Arnar Grétarsson

Personal information
- Date of birth: 20 February 1972 (age 54)
- Place of birth: Reykjavík, Iceland
- Height: 1.80 m (5 ft 11 in)
- Position: Midfielder

Youth career
- 1987: Breiðablik

Senior career*
- Years: Team / Apps / (Gls)
- 1988–1997: Breiðablik / 139 / (27)
- 1989–1990: → Rangers (loan) / 0 / (0)
- 1997: Leiftur / 6 / (0)
- 1997–2000: AEK Athens / 67 / (2)
- 2000–2006: Lokeren / 157 / (36)
- 2006–2009: Breiðablik / 60 / (5)
- 2015: Augnablik / 1 / (1)

International career
- 1987: Iceland U16 / 6 / (4)
- 1988–1990: Iceland U18 / 12 / (2)
- 1991: Iceland U21 / 4 / (0)
- 1991–2004: Iceland / 71 / (2)

Managerial career
- 2009: Breiðablik (assistant)
- 2015–2017: Breiðablik
- 2019: Roeselare
- 2020–2022: KA Akureyri
- 2022–2024: Valur
- 2025: Fylkir

= Arnar Grétarsson =

Icelandic footballer and manager

Arnar Grétarsson (born 20 February 1972) is an Icelandic football manager and former player.

==Club career==
Grétarsson started his career at Breiðablik, where he played for several years until 1997 when he joined Leiftur, where he played for one year.

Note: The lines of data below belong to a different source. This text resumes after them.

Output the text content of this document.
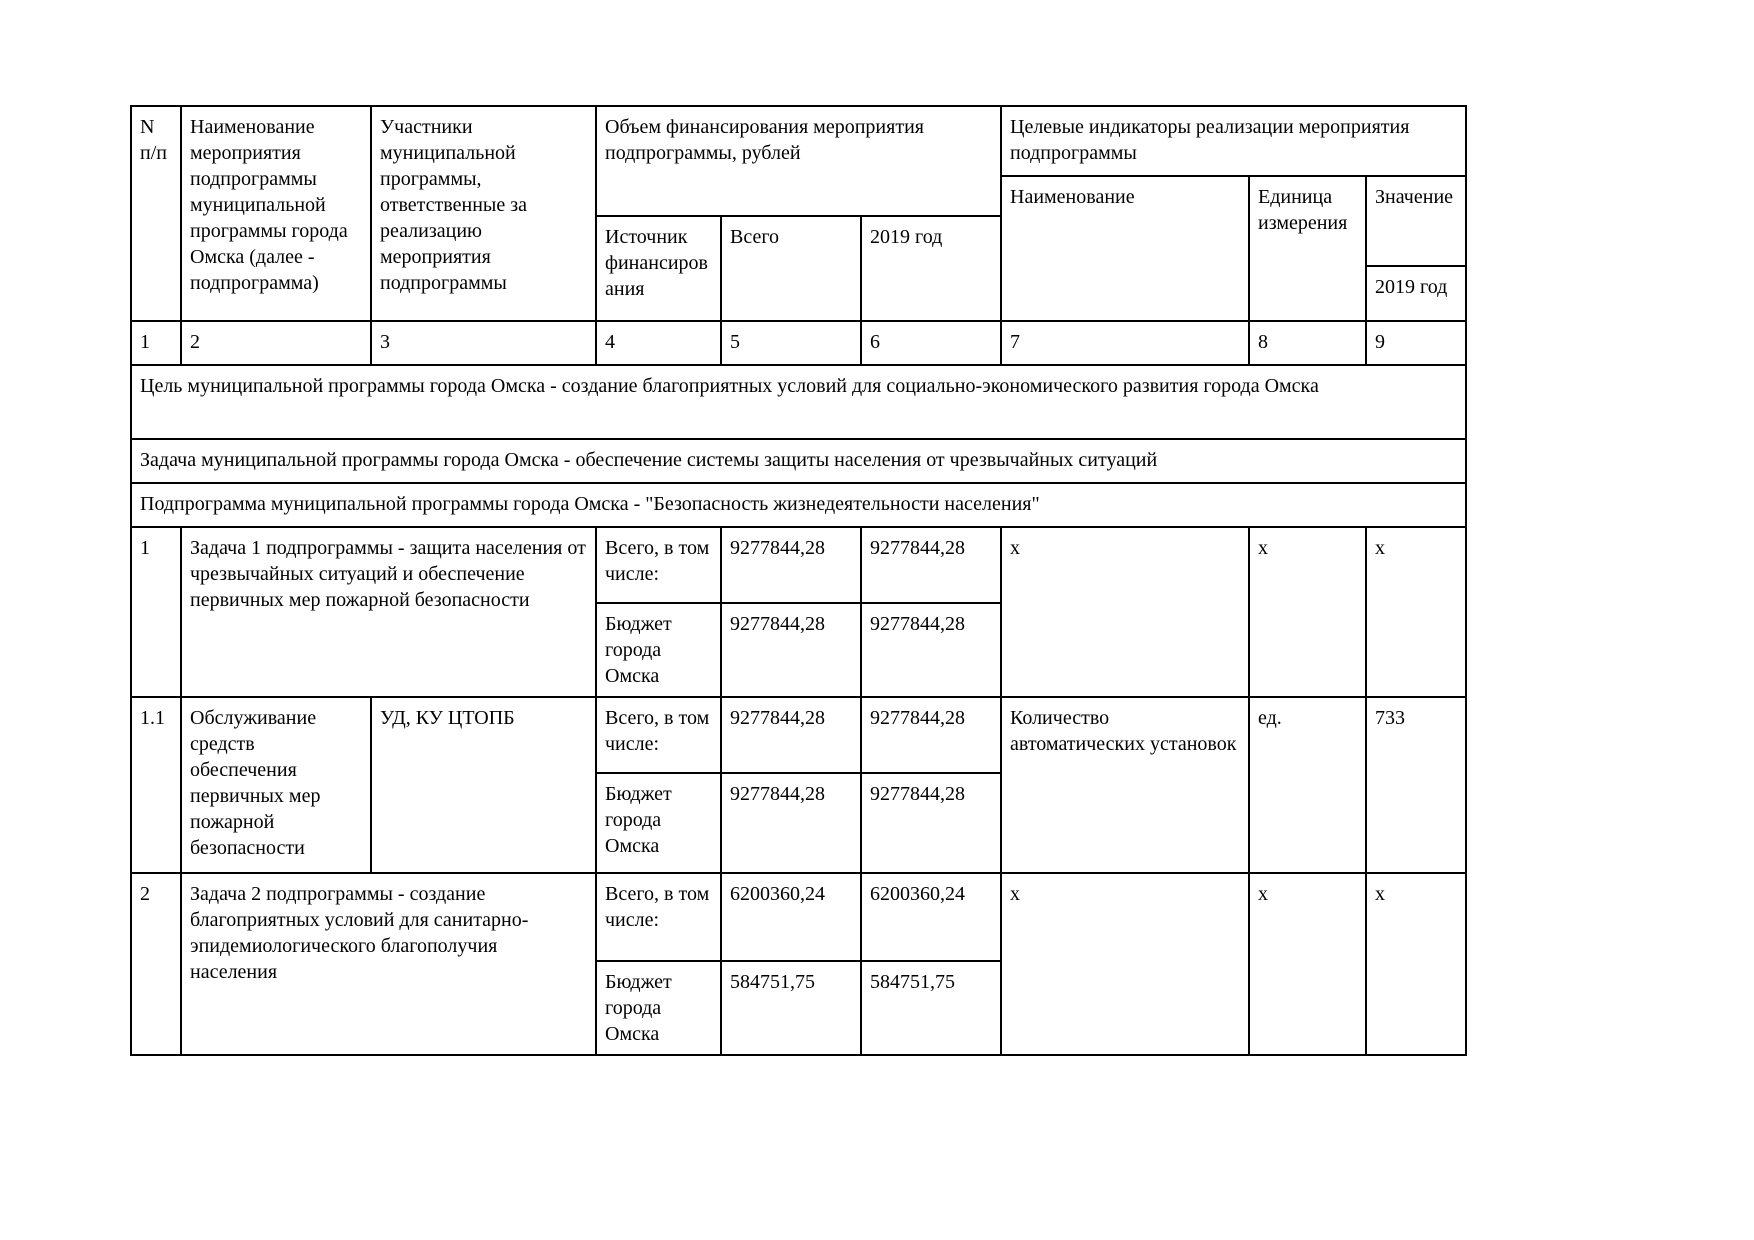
N п/п	Наименование мероприятия подпрограммы муниципальной программы города Омска (далее - подпрограмма)	Участники муниципальной программы, ответственные за реализацию мероприятия подпрограммы	Объем финансирования мероприятия подпрограммы, рублей			Целевые индикаторы реализации мероприятия подпрограммы		
						Наименование	Единица измерения	Значение
			Источник финансиров ания	Всего	2019 год			
								2019 год
1	2	3	4	5	6	7	8	9
Цель муниципальной программы города Омска - создание благоприятных условий для социально-экономического развития города Омска								
Задача муниципальной программы города Омска - обеспечение системы защиты населения от чрезвычайных ситуаций								
Подпрограмма муниципальной программы города Омска - "Безопасность жизнедеятельности населения"								
1	Задача 1 подпрограммы - защита населения от чрезвычайных ситуаций и обеспечение первичных мер пожарной безопасности		Всего, в том числе:	9277844,28	9277844,28	x	x	x
			Бюджет города Омска	9277844,28	9277844,28			
1.1	Обслуживание средств обеспечения первичных мер пожарной безопасности	УД, КУ ЦТОПБ	Всего, в том числе:	9277844,28	9277844,28	Количество автоматических установок	ед.	733
			Бюджет города Омска	9277844,28	9277844,28			
2	Задача 2 подпрограммы - создание благоприятных условий для санитарно-эпидемиологического благополучия населения		Всего, в том числе:	6200360,24	6200360,24	x	x	x
			Бюджет города Омска	584751,75	584751,75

On 8 August 1997 he traveled to Greece and signed for AEK Athens, where he played for three seasons. After his contract expired in 2000, Arnar signed for Belgian club Lokeren, where he played until 2006, when he moved back to his homeland to play for Breiðablik again.

==International career==
Arnar made his debut for Iceland in the famous 5–1 shock defeat of Turkey in a September 1991 friendly match. He has been capped 71 times for Iceland, scoring two goals. His last international match was an October 2004 World Cup qualifying match against Malta.

==Managerial career==
In 2009, Arnar was appointed assistant manager of Breiðablik. In April 2010, AEK Athens appointed him director of football. He left the club due to a reorganization of the club in the summer of 2012.

In 2013, he was appointed sporting director with Belgian team Club Brugge.

In late 2014 he was appointed as manager of Breiðablik ahead of the 2015 season.

In a major reshake in the fall of 2022 he was appointed by Valur as their manager soon after he was sacked as manager of KA Akureyri, after having notable success as manager in the northern capital the Icelandic giants hope to bring stability to their setup.

==Personal life==
His older brother, Sigurður, was also an Iceland international.